Ich kann und will nicht mehr zu Hause wohnen, meine Mutter und ich streiten nur noch und es ist echt heftig..

Der Hammer war letzte Woche, meine Mutter hat neue Möbel für 1800€ auf Raten bestellt, auf meinen Namen, die wir uns gar nicht leisten können.
Und ich habe immer Probleme mit meinem Rücken, manchmal ist es so schlimm, dass ich mich gar nicht mehr bewegen kann, dann muss ich zum Arzt und bekomme Spritzen......
Als ich dann meiner Mutter sagte, dass ich 10€ für die Praxisgebühr brauche meinte sie nur "Dafür haben wir kein Geld, hör auf zu Rauchen, dann hast du die 10€ in einer Woche eingespart und ich geb dir dann das Geld".......ich will nicht jammern aber das ist doch nicht normal?!
Es ist ja nicht so, dass ich ein Hypochonder bin, ich habe ja wirklich höllische Schmerzen und ich finde meine Gesundheit ist auch wichtiger als neue Möbel.........

Letztes Jahr im November habe ich eine Maßnahme abgebrochen, ein BvB, ich hatte davor schon 1 Jahr so etwas gemacht und hatte nichts davon, desshalb wollte ich das nicht noch einmal machen.
Meine Mutter sagte in der Zeit immer, dass ich es doch abbrechen solle und ihr lieber zu Hause helfen und normale Arbeit suchen solle.
Das habe ich getan und das Arbeitsamt hat mir nun eine Sanktion um 100% erteilt.......seit dem bin ich in der Familie das schwarze Schaf.......mir wird unterstellt, dass ich asozial sei, und dass ich nur auf Kosten meiner Mutter leben würde und so etwas, als ich Samstag auf dem 60ten Geburtstag meiner Oma auftauchte wurde mir gesagt, dass sie so etwas Asoziales nicht bei sich auf der feier haben wollte....

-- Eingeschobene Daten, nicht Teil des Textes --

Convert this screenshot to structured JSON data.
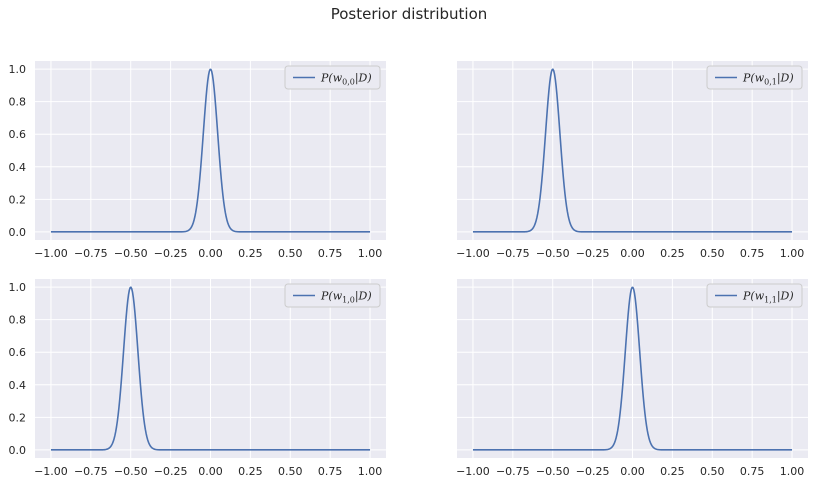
{
  "figure": {
    "suptitle": "Posterior distribution"
  },
  "colors": {
    "axes_bg": "#EAEAF2",
    "grid": "#FFFFFF",
    "line": "#4C72B0",
    "text": "#262626",
    "legend_border": "#CCCCCC"
  },
  "chart_data": [
    {
      "type": "line",
      "panel": "top-left",
      "title": "",
      "xlabel": "",
      "ylabel": "",
      "xlim": [
        -1.1,
        1.1
      ],
      "ylim": [
        -0.05,
        1.05
      ],
      "xticks": [
        -1.0,
        -0.75,
        -0.5,
        -0.25,
        0.0,
        0.25,
        0.5,
        0.75,
        1.0
      ],
      "xtick_labels": [
        "−1.00",
        "−0.75",
        "−0.50",
        "−0.25",
        "0.00",
        "0.25",
        "0.50",
        "0.75",
        "1.00"
      ],
      "yticks": [
        0.0,
        0.2,
        0.4,
        0.6,
        0.8,
        1.0
      ],
      "ytick_labels": [
        "0.0",
        "0.2",
        "0.4",
        "0.6",
        "0.8",
        "1.0"
      ],
      "show_yticklabels": true,
      "grid": true,
      "legend": "top-right",
      "legend_label": {
        "sub": "0,0",
        "text": "P(w0,0|D)"
      },
      "series": [
        {
          "name": "P(w0,0|D)",
          "x_range": [
            -1.0,
            1.0
          ],
          "points": 400,
          "peak_x": 0.0,
          "sigma": 0.045,
          "peak_y": 1.0
        }
      ]
    },
    {
      "type": "line",
      "panel": "top-right",
      "title": "",
      "xlabel": "",
      "ylabel": "",
      "xlim": [
        -1.1,
        1.1
      ],
      "ylim": [
        -0.05,
        1.05
      ],
      "xticks": [
        -1.0,
        -0.75,
        -0.5,
        -0.25,
        0.0,
        0.25,
        0.5,
        0.75,
        1.0
      ],
      "xtick_labels": [
        "−1.00",
        "−0.75",
        "−0.50",
        "−0.25",
        "0.00",
        "0.25",
        "0.50",
        "0.75",
        "1.00"
      ],
      "yticks": [
        0.0,
        0.2,
        0.4,
        0.6,
        0.8,
        1.0
      ],
      "ytick_labels": [
        "0.0",
        "0.2",
        "0.4",
        "0.6",
        "0.8",
        "1.0"
      ],
      "show_yticklabels": false,
      "grid": true,
      "legend": "top-right",
      "legend_label": {
        "sub": "0,1",
        "text": "P(w0,1|D)"
      },
      "series": [
        {
          "name": "P(w0,1|D)",
          "x_range": [
            -1.0,
            1.0
          ],
          "points": 400,
          "peak_x": -0.5,
          "sigma": 0.045,
          "peak_y": 1.0
        }
      ]
    },
    {
      "type": "line",
      "panel": "bottom-left",
      "title": "",
      "xlabel": "",
      "ylabel": "",
      "xlim": [
        -1.1,
        1.1
      ],
      "ylim": [
        -0.05,
        1.05
      ],
      "xticks": [
        -1.0,
        -0.75,
        -0.5,
        -0.25,
        0.0,
        0.25,
        0.5,
        0.75,
        1.0
      ],
      "xtick_labels": [
        "−1.00",
        "−0.75",
        "−0.50",
        "−0.25",
        "0.00",
        "0.25",
        "0.50",
        "0.75",
        "1.00"
      ],
      "yticks": [
        0.0,
        0.2,
        0.4,
        0.6,
        0.8,
        1.0
      ],
      "ytick_labels": [
        "0.0",
        "0.2",
        "0.4",
        "0.6",
        "0.8",
        "1.0"
      ],
      "show_yticklabels": true,
      "grid": true,
      "legend": "top-right",
      "legend_label": {
        "sub": "1,0",
        "text": "P(w1,0|D)"
      },
      "series": [
        {
          "name": "P(w1,0|D)",
          "x_range": [
            -1.0,
            1.0
          ],
          "points": 400,
          "peak_x": -0.5,
          "sigma": 0.045,
          "peak_y": 1.0
        }
      ]
    },
    {
      "type": "line",
      "panel": "bottom-right",
      "title": "",
      "xlabel": "",
      "ylabel": "",
      "xlim": [
        -1.1,
        1.1
      ],
      "ylim": [
        -0.05,
        1.05
      ],
      "xticks": [
        -1.0,
        -0.75,
        -0.5,
        -0.25,
        0.0,
        0.25,
        0.5,
        0.75,
        1.0
      ],
      "xtick_labels": [
        "−1.00",
        "−0.75",
        "−0.50",
        "−0.25",
        "0.00",
        "0.25",
        "0.50",
        "0.75",
        "1.00"
      ],
      "yticks": [
        0.0,
        0.2,
        0.4,
        0.6,
        0.8,
        1.0
      ],
      "ytick_labels": [
        "0.0",
        "0.2",
        "0.4",
        "0.6",
        "0.8",
        "1.0"
      ],
      "show_yticklabels": false,
      "grid": true,
      "legend": "top-right",
      "legend_label": {
        "sub": "1,1",
        "text": "P(w1,1|D)"
      },
      "series": [
        {
          "name": "P(w1,1|D)",
          "x_range": [
            -1.0,
            1.0
          ],
          "points": 400,
          "peak_x": 0.0,
          "sigma": 0.045,
          "peak_y": 1.0
        }
      ]
    }
  ]
}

Ich will mich einfach erst mal von dieser Familie abwenden.
Ich bin andauernd für alles nur der Sündenbock und das nervt.

Ich würde gerne nach Essen ziehen, denn da sehe ich mehr Perspektiven.
Es gibt vor allem auch mehr Stellenangebote. Wo ich jetzt wohne bin ich nicht vermittelbar, weil man hier ohne Auto nirgendwo pünktlich hin kommt.

Gibt es da nicht eine möglichkeit, dass das Arbeitsamt bei mir eine Ausnahme macht, so dass ich hier weg kann?


Danke schonmal

-Anika

StephanK
30.01.2007, 14:13
:welcome: Anika,
das beste und im Verhältnis zum Alg II-Träger einfachste wäre, wenn Du in Essen einen Ausbildungsplatz findest (ich nehme an, dass Du noch ohne Berufsausbildung bist).

Ohne Ausbildungsplatz umziehen ist schwierig: Dafür musst Du den Alg II-Träger davon überzeugen, dass ein Umzug "aus schwerwiegenden sozialen Gründen" notwendig ist, und zwar bevor Du einen neuen Mietvertrag unterschreibst.

Allerdings muss ich schon sagen, dass es ein ziemlicher "Klops" ist, wenn Deine Mutter Bestellungen für fast 2000 € (ohne Dein Einverständnis?) unter Deinem Namen tätigt, denn dafür haftest Du bis zum letzten Cent. Unterlagen darüber solltest Du für Dich in Verwahrung nehmen, damit die Geschichte nachweisbar ist.

Rede mit dem Alg II-Träger und schildere Deine Situation - möglichst nachprüfbar. Und kümmere Dich um einen Ausbildungsplatz - dazu musst Du schon selbst sehr aktiv werden.